MIDIS. JWST NIRCam and MIRI unveil the stellar population properties of Ly$α$-emitters and Lyman-Break galaxies at z ~ 3-7

Authors: Edoardo Iani, Karina I. Caputi, Pierluigi Rinaldi, Marianna Annunziatella, Leindert A. Boogaard, Göran Östlin, Luca Costantin, Steven Gillman, Pablo G. Pérez-González, Luis Colina, Gillian Wright, Almudena Alonso-Herrero, Javier Álvarez-Márquez, Arjan Bik, Sarah E. I. Bosman, Alejandro Crespo-Gómez, Andreas Eckart, Thomas R. Greve, Thomas K. Henning, Jens Hjorth, Iris Jermann, Alvaro Labiano, Danial R. Langeroodi, Jens Melinder, Florian Peisseker, John P. Pye, Tuomo T. Tikkanen, Paul P. van der Werf, Fabian Walter, Pierre-Olivier Lagage, Ewine F. van Dishoeck

arXiv: 2309.08515v1 - DOI (astro-ph.GA)
19 pages, 15 figures, 5 tables. Submitted to APJ
License: CC BY-NC-ND 4.0

Abstract: We study the stellar population properties of 182 spectroscopically-confirmed (MUSE/VLT) Lyman-$\alpha$ emitters (LAEs) and 450 photometrically-selected Lyman-Break galaxies (LBGs) at z = 2.8 - 6.7 in the Hubble eXtreme Deep Field (XDF). Leveraging the combined power of HST and JWST NIRCam and MIRI observations, we analyse their rest-frame UV-through-near-IR spectral energy distributions (SEDs) with MIRI playing a crucial role in robustly assessing the LAE's stellar mass and ages.
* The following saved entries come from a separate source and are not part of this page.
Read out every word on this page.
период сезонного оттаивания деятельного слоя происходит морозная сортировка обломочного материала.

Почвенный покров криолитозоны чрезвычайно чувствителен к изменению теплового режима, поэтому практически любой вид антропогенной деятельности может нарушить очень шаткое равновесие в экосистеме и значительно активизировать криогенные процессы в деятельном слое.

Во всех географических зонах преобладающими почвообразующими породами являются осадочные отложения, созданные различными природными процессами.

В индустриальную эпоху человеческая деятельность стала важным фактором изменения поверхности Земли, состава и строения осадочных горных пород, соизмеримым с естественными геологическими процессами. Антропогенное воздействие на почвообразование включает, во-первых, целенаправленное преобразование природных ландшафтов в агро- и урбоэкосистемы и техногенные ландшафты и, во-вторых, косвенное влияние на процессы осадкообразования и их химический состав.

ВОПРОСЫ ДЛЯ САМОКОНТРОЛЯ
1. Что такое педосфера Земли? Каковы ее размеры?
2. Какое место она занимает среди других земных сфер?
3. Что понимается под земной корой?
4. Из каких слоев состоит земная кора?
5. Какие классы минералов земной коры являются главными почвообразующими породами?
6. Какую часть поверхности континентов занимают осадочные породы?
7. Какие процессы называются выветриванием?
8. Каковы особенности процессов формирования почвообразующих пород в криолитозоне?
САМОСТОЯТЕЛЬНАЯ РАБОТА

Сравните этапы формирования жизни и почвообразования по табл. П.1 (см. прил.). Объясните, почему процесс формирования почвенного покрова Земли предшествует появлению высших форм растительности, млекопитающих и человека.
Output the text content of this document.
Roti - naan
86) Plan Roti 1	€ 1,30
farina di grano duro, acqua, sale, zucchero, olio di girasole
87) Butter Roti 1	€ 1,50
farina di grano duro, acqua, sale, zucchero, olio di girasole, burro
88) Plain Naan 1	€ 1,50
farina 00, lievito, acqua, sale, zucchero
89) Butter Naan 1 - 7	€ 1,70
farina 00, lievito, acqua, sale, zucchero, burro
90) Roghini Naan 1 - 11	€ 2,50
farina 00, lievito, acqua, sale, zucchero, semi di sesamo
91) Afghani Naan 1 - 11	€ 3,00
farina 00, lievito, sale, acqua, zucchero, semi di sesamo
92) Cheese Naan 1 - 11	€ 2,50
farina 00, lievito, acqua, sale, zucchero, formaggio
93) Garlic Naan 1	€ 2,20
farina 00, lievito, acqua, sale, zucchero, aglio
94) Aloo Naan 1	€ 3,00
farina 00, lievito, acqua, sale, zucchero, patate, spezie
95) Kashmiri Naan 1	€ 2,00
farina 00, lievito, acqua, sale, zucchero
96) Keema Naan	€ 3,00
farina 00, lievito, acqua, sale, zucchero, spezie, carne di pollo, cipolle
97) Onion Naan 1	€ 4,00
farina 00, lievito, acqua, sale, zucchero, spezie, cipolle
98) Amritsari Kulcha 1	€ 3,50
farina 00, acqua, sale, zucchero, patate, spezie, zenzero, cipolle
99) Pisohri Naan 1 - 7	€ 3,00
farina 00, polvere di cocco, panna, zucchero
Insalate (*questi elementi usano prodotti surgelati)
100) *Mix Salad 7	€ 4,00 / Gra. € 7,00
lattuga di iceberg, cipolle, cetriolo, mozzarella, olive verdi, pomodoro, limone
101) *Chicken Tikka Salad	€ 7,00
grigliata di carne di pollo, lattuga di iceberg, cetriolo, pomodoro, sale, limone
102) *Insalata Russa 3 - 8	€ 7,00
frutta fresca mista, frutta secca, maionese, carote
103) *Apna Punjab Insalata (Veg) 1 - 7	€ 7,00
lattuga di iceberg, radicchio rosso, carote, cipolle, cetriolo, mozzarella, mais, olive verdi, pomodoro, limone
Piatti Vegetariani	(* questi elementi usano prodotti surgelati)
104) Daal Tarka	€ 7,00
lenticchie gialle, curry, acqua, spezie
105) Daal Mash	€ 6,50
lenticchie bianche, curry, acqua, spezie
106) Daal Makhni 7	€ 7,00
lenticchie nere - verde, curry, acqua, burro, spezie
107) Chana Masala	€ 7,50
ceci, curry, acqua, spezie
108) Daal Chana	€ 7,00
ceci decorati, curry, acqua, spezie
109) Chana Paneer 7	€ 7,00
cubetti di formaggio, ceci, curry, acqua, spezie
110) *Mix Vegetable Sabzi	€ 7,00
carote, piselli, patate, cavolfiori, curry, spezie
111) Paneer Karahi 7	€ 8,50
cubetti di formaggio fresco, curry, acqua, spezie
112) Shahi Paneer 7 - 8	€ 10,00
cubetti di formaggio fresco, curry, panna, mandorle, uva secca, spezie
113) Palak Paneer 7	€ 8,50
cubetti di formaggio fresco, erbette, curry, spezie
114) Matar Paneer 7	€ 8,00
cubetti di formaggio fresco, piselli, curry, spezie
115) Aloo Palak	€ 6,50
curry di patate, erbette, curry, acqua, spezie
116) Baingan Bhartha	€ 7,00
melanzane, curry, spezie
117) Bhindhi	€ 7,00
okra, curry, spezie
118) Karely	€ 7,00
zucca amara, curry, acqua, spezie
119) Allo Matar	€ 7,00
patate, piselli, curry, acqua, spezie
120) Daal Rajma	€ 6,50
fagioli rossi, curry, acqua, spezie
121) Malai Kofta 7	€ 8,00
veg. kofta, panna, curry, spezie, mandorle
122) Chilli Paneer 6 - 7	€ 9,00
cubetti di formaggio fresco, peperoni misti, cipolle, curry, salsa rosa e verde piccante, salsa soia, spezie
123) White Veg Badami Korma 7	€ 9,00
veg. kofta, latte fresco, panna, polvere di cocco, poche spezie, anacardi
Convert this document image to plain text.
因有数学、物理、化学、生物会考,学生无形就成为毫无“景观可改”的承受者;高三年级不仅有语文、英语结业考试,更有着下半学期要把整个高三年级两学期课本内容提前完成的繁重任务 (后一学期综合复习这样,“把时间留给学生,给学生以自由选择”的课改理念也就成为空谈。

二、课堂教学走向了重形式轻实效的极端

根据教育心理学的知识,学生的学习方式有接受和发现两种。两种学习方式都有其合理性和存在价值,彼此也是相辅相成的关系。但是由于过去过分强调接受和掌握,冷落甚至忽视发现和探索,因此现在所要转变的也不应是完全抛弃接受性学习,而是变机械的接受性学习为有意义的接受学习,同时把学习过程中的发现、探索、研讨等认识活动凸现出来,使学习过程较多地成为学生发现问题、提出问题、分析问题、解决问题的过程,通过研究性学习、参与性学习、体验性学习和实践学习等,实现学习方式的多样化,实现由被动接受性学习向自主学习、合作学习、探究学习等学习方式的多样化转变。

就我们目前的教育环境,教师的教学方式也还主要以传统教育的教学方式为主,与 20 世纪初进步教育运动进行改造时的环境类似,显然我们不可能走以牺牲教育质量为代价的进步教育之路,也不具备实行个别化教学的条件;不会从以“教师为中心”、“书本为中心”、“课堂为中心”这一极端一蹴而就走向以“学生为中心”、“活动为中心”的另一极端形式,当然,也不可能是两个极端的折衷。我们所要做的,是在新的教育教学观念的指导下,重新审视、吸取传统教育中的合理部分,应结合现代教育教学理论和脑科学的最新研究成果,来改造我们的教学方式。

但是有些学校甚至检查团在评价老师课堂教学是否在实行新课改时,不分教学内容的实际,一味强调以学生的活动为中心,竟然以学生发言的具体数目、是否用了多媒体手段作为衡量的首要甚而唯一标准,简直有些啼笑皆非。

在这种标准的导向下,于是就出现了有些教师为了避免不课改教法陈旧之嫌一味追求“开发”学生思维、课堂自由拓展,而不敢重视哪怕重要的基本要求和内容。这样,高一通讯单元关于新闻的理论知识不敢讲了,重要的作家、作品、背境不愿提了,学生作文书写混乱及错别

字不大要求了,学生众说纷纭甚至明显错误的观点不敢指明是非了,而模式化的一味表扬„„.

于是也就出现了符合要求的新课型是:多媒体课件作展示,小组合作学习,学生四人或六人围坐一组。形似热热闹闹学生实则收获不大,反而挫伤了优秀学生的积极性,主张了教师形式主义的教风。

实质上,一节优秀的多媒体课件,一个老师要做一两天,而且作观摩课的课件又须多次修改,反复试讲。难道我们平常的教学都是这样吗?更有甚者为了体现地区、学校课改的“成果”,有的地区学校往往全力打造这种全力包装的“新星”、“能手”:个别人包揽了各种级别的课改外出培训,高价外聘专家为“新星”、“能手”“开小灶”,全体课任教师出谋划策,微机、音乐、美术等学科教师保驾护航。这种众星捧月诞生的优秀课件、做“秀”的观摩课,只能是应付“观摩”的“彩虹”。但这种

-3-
Our LAEs are low-mass objects (log$_{10}$(M$_\star$[M$_\odot$]) ~ 7.5), with little or no dust extinction (E(B - V) ~ 0.1) and a blue UV continuum slope ($\beta$ ~ -2.2). While 75% of our LAEs are young (< 100 Myr), the remaining 25% have significantly older stellar populations (> 100 Myr). These old LAEs are statistically more massive, less extinct and have lower specific star formation rate (sSFR) compared to young LAEs. Besides, they populate the M$_\star$ - SFR plane along the main-sequence (MS) of star-forming galaxies, while young LAEs populate the starburst region. The comparison between the LAEs properties to those of a stellar-mass matched sample of LBGs shows no statistical difference between these objects, except for the LBGs redder UV continuum slope and marginally larger E(B - V) values. Interestingly, 48% of the LBGs have ages < 10 Myr and are classified as starbursts, but lack detectable Ly$\alpha$ emission. This is likely due to HI resonant scattering and/or selective dust extinction. Overall, we find that JWST observations are crucial in determining the properties of LAEs and shedding light on the properties and similarities between LAEs and LBGs.